I was at The Isle of Wight Festival in 1970.
At 3am on Saturday night, I looked back down the valley. Half a million people were on their feet as The Who stormed through Tommy. I was close to the stage, and watched Townshend’s windmill with delight.
A couple of months ago, I received an email from The Who inviting me to make a home video of me, or of anyone else who took my fancy, doing the Townshend Windmill. This email went to their worldwide fanbase, so it wasn’t just to me.
I regularly hear from The Who and from their management. I get news, advance booking options, DVD and CD offers, news about the charities Townshend supports and so on. I’ve seen the band many times, and will, I hope see them many times more. It’s true that I once nearly killed Roger Daltrey in Soho as he crossed Old Compton Street, but I was on a motorbike at the time so it’s unlikely he would recognise me.
The Windmill promotion was a bit weird.
The prize for the best video was a Stratocaster guitar signed by Townshend. What was weird was that you didn’t need to buy anything to enter the competition. On reflection, though, the idea was very sensible.
Junk mail, or spam, probably makes up 80% of the world’s email volume. Spam filters do a fairly good job, but a lot of rubbish does get through. I’ve just had a phishing one from a French email address congratulating me on winning €1m.

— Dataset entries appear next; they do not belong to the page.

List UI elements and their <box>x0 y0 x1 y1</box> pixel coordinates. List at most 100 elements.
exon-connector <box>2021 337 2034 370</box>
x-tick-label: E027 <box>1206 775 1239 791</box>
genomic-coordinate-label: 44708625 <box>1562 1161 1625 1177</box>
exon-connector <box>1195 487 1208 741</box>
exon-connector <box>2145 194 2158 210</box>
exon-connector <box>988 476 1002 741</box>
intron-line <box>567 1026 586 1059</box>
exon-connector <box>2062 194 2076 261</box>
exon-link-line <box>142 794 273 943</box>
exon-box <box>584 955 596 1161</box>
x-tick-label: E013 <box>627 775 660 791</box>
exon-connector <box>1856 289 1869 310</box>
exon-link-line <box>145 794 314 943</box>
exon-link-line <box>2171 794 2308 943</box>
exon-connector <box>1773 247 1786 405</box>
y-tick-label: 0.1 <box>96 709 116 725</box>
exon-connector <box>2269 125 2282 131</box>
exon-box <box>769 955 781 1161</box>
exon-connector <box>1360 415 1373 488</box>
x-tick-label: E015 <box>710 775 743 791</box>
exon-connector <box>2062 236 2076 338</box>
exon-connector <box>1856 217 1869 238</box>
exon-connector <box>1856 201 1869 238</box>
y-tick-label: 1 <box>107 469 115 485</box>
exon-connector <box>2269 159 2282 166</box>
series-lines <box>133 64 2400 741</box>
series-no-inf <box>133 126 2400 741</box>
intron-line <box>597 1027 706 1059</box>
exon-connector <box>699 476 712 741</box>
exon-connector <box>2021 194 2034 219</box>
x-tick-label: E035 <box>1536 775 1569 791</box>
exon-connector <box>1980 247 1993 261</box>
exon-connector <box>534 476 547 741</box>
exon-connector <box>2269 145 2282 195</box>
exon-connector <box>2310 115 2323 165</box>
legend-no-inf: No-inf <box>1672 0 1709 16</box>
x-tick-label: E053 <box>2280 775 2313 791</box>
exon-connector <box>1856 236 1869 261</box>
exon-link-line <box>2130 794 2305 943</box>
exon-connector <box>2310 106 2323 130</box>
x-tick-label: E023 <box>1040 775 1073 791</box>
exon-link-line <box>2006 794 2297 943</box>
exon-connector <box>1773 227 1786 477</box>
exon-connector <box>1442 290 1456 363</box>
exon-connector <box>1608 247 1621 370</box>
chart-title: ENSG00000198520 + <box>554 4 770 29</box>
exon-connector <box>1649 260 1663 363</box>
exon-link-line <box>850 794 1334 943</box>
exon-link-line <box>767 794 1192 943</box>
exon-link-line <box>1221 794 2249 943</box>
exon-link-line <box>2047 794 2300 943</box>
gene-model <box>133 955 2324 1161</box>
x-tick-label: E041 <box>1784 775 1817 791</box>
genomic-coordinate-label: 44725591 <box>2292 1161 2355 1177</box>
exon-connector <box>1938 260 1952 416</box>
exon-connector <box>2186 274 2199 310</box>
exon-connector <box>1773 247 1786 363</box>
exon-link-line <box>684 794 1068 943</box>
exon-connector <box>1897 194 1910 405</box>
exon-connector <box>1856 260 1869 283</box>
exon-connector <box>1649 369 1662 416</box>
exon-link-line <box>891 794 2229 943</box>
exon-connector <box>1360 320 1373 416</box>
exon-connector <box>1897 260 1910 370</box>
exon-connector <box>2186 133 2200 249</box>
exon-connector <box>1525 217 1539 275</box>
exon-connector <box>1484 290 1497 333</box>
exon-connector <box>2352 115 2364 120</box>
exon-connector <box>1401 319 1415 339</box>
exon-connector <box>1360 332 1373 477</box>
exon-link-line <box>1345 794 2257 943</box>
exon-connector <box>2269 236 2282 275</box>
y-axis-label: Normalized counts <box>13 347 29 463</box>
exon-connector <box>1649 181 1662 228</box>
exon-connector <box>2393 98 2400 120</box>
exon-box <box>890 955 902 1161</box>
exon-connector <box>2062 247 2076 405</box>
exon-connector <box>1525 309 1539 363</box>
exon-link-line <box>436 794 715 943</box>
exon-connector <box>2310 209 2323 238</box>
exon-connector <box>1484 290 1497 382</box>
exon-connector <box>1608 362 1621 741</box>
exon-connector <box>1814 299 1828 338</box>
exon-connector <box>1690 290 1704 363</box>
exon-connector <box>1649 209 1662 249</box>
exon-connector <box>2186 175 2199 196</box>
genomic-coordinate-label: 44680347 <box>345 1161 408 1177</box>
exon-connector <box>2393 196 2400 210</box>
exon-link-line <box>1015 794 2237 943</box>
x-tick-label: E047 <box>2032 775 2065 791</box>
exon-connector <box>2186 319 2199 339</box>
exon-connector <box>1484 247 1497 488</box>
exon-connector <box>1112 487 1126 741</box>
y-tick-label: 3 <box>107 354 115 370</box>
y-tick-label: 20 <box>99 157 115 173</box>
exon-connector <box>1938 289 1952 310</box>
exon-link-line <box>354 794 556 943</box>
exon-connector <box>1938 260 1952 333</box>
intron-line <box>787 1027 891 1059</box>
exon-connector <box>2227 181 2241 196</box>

All I need to do is to give them my bank details and they’ll pay in the dosh.
The Who’s email marketing campaign management is very careful to make sure that what it sends out is welcomed by the recipients, including me. How many emails arrive which are really welcome? Not many.
But the Windmill competition was a bit of fun, with a good prize at the end, and it kept The Who’s fanbase feeling warm about the band.